Devan sialan, gara merutuki setiap perkataan lelaki itu dari mulutnya. Masalah hari ini jadi bertambah karena ulah temannya itu. Dan, bagaimana caranya ia harus memberitahu aletta soal ini.

Hubungannya memang renggang, tapi bukan berarti aletta dan gara putus komunikasi begitu saja. Gara hanya takut memulai, ia takut jika mengganggu aletta di hari sibuk-sibuknya.

Dering telfon mulai tersambung, gara tak mengelak bahwa yang ia telfon adalah kekasihnya.

“Halo?”

Ia sangat berharap bahwa aletta menerima ajakannya kali ini.
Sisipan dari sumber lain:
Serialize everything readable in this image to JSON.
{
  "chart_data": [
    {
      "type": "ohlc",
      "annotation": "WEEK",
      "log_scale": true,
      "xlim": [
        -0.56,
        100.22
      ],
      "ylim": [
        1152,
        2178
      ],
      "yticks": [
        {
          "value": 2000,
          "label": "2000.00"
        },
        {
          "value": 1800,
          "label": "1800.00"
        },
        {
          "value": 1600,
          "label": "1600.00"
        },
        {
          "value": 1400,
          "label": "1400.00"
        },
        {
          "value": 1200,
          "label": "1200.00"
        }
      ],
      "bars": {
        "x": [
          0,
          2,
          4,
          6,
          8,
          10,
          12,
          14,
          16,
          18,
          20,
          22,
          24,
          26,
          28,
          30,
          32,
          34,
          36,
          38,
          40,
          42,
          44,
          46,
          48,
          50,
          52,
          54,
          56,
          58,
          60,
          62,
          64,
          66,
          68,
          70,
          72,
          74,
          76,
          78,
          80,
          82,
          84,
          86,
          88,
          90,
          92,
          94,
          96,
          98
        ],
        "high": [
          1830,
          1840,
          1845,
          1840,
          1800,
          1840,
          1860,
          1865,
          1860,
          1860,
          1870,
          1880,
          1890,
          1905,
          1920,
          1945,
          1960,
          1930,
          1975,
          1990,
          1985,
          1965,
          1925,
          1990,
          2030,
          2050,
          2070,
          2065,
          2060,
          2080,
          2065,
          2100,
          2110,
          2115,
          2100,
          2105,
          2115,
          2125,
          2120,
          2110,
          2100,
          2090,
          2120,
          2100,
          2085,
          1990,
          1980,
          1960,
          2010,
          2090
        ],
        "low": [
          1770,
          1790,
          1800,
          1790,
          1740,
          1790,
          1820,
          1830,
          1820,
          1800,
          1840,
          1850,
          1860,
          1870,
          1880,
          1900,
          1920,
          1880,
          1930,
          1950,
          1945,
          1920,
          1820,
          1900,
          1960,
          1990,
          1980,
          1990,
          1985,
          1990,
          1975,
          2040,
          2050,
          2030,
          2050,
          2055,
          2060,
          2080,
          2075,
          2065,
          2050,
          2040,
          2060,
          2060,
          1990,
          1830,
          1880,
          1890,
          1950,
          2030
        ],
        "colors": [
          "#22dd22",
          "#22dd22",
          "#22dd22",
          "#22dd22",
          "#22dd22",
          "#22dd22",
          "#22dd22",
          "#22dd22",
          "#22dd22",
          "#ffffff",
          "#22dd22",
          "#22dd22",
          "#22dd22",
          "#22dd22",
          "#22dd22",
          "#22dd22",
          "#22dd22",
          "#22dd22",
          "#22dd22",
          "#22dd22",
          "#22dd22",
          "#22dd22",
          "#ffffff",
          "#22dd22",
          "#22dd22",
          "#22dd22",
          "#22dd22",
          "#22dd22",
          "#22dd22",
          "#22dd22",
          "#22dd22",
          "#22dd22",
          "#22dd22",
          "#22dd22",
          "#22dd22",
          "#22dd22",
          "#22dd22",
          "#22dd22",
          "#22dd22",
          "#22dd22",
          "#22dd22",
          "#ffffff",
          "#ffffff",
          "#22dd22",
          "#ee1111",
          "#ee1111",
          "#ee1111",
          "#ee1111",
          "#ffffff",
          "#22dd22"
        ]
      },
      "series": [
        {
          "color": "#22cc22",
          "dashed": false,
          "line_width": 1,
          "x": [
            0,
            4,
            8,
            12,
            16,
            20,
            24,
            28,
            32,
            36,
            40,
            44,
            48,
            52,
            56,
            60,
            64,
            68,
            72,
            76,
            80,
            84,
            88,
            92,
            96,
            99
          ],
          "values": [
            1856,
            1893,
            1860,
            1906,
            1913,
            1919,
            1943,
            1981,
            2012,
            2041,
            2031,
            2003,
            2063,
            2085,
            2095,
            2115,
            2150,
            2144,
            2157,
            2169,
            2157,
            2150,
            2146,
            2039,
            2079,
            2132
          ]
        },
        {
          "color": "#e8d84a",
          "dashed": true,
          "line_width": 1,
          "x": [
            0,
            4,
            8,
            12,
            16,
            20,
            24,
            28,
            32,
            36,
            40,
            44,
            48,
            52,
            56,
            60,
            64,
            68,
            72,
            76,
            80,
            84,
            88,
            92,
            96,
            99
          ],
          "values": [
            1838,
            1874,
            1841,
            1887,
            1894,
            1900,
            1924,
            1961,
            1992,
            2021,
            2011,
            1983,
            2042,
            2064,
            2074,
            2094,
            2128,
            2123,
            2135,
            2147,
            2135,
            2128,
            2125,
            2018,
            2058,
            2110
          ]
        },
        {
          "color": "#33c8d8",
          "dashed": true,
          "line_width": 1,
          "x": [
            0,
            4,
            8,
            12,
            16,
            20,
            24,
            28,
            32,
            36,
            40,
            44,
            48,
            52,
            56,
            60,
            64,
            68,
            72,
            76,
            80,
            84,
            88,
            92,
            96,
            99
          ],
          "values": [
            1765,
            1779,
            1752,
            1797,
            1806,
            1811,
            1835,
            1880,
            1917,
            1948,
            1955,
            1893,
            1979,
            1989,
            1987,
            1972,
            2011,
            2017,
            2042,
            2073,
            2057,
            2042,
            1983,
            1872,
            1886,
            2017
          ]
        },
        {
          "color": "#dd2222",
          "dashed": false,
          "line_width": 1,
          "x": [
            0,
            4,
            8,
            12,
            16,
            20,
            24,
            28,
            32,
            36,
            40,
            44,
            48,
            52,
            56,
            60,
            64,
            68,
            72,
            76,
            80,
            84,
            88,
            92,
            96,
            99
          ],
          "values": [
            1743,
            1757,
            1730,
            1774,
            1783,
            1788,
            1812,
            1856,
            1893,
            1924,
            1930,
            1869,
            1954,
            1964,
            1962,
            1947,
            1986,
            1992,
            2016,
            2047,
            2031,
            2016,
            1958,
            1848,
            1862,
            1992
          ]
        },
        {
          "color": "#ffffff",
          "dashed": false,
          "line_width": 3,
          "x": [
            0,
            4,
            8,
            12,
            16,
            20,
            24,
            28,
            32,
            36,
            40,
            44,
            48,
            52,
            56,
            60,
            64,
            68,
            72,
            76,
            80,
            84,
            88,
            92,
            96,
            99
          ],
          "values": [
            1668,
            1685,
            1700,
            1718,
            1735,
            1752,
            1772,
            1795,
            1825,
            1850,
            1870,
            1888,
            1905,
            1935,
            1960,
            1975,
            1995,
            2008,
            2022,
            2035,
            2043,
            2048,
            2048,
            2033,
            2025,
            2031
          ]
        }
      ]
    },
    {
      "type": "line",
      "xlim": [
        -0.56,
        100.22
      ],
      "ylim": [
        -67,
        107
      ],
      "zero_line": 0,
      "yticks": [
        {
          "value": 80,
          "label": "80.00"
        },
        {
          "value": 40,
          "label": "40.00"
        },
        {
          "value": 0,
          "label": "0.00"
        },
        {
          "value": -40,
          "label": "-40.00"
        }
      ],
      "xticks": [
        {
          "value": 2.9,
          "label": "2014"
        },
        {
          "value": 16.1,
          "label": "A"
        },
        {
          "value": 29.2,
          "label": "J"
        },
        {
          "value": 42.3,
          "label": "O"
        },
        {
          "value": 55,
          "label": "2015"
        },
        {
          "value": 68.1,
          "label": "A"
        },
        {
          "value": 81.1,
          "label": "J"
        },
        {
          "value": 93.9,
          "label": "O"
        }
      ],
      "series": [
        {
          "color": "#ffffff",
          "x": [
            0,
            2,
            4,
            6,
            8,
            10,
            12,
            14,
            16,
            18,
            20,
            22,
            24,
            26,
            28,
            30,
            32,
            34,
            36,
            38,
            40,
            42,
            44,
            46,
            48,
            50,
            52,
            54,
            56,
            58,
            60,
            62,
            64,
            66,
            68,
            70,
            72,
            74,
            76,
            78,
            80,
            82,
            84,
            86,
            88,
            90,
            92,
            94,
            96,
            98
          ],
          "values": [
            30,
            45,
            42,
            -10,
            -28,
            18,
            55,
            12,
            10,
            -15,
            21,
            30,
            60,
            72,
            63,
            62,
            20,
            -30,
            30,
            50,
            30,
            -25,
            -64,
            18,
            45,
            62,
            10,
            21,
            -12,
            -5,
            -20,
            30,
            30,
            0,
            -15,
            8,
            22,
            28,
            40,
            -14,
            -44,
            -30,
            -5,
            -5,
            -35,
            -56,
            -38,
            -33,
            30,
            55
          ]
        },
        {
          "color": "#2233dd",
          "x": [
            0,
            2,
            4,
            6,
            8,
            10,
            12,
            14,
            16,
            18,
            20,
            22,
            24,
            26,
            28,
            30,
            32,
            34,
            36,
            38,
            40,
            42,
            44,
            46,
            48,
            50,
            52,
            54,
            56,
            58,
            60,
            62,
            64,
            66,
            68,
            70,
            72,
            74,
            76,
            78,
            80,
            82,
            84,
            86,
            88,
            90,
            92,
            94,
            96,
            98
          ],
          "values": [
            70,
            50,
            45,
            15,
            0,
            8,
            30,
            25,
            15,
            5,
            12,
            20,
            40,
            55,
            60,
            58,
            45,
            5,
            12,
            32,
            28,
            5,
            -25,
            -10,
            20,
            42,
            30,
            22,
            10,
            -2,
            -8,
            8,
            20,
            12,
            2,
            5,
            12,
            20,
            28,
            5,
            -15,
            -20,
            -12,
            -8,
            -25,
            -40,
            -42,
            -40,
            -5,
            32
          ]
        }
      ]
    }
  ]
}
"kamu lagi sibuk?" ia berucap dengan nada yang di jeda-jeda.

“Ini siapa ya?”

Dahi gara mengernyit heran dengan ucapan yang dikatakan aletta barusan.

“ini aku, gara.” Sahut gara pada aletta di sebrang sana.

Terdengar suara grasak-grusuk di sambungan telfon yang membuat gara makin penasaran dengan apa yang sedang aletta lakukan saat ini.

“hah? iya halo, gar.” Jawab aletta dengan suara yang kencang.

“kamu lagi apa?” tanya gara akhirnya.

“tadi lagi cari barang, sekarang udah ketemu.” Nafasnya mulai beraturan, tutur katanya juga sudah kembali seperti semula. Memang dasarnya gara yang sangat penakut dengan sugestinya sendiri.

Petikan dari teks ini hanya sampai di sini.